Heidi Hadsell, Ph.D, University of Southern California. Heidi Hadsell is president emeritus and professor of social ethics at Hartford Seminary. She also served as dean of McCormick Theological Seminary in Chicago and as Director of the Ecumenical Institute of the World Council of Churches, in Geneva, Switzerland. Hadsell is widely published on ecumenism, environmental ethics, interreligious relations, and the public role of religion in society.

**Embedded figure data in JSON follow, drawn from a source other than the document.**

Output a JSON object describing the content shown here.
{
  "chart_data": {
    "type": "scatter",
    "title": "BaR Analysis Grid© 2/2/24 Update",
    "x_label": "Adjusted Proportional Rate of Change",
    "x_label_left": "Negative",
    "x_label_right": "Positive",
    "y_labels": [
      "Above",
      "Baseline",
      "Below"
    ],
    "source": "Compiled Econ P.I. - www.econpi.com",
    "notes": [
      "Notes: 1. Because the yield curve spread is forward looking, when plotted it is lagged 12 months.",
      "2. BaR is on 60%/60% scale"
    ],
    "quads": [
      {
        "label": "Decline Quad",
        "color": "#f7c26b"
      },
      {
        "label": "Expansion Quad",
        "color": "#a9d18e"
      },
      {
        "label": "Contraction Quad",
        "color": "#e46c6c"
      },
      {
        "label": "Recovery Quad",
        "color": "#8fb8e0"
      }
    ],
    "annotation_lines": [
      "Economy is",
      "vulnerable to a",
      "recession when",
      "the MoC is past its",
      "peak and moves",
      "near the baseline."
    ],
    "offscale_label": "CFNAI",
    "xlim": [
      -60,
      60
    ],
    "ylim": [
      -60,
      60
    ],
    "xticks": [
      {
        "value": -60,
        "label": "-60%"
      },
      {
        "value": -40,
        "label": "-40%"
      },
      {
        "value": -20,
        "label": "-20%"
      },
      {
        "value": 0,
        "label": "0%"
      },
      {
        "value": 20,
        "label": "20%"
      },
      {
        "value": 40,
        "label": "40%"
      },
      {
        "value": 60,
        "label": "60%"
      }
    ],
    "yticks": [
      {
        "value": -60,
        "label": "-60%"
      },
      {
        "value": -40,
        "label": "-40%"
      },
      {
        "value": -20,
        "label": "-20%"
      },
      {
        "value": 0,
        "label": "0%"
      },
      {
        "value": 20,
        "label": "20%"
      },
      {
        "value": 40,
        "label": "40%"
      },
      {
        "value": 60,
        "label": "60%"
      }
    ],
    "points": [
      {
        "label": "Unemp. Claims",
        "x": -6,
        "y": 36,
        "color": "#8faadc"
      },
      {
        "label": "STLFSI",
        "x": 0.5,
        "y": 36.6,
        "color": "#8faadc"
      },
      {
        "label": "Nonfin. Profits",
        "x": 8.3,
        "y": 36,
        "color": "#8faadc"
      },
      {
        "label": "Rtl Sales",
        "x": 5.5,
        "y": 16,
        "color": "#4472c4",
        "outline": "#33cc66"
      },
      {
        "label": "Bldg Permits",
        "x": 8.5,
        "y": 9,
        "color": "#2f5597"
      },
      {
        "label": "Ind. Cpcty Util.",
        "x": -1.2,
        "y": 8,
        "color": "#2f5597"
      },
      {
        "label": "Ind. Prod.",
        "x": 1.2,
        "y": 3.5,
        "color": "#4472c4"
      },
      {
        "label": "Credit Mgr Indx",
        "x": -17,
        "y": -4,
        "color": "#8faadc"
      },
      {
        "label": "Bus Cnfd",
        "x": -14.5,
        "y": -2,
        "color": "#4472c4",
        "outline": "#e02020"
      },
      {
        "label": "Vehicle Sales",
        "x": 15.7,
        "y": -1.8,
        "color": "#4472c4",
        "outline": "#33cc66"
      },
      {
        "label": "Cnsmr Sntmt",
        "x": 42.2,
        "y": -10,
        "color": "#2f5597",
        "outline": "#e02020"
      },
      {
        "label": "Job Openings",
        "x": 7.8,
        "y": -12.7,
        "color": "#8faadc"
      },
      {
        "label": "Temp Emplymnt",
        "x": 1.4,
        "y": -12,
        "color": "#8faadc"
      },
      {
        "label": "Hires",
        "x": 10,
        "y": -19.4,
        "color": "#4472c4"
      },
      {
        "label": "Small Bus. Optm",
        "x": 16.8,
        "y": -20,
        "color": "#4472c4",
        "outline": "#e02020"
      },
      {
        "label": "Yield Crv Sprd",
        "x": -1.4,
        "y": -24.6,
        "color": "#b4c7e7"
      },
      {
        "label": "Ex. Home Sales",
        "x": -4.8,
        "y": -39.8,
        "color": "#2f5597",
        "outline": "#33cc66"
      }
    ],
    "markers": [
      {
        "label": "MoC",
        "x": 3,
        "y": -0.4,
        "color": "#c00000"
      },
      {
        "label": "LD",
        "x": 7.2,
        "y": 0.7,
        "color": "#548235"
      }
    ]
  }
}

An interfaith relation that is based on emphatic co-learning, drawing inspirations from various religious traditions in co-creating interfaith education in the service of shared humanity and spirituality. A remarkable collection of thoughts and experiences from academics, educators, practitioners and activists in interfaith dialog and relations. - Dr Mohammad Hannan Hassen, Vice Dean, MUIS Academy, Singapore
This new volume provides the reader with a rich and nuanced portrait of the current landscape of interreligious education In the United States. The contributors model for us the power and promise of reflective practice in a rapidly-developing field. - Rabbi Or Rose, Director, The Miller Center for Interreligious Learning & Leadership
Many experts believe that the global religious landscape will change significantly in the next forty years and in North America, demographic changes will continue to increase the religious diversity of its population, creating more religious identities and communities than ever before. The classrooms will become even more religiously diverse in the foreseeable future, and this trend will continue to pose challenges and offer opportunities for theological schools in North America. But there aren’t enough attention and resources to improve inter-religious literacy. The editors of this book did a great job assembling a diverse group of contributors reflecting on interreligious education and pedagogy in North America, and it is indeed a timely contribution that will advance the conversation, help faith leaders to become more literate on this issue, and introduce to the general public the need for interreligious learning for empathetic engagement in our world today. - Uriah Y. Kim, Dean and Vice President for Academic Affairs, Graduate Theological Union, Berkeley.
All interested in interreligious education, interfaith movement, comparative theologies, religious education, religion and politics will find Experiments in Empathy of great use and interest.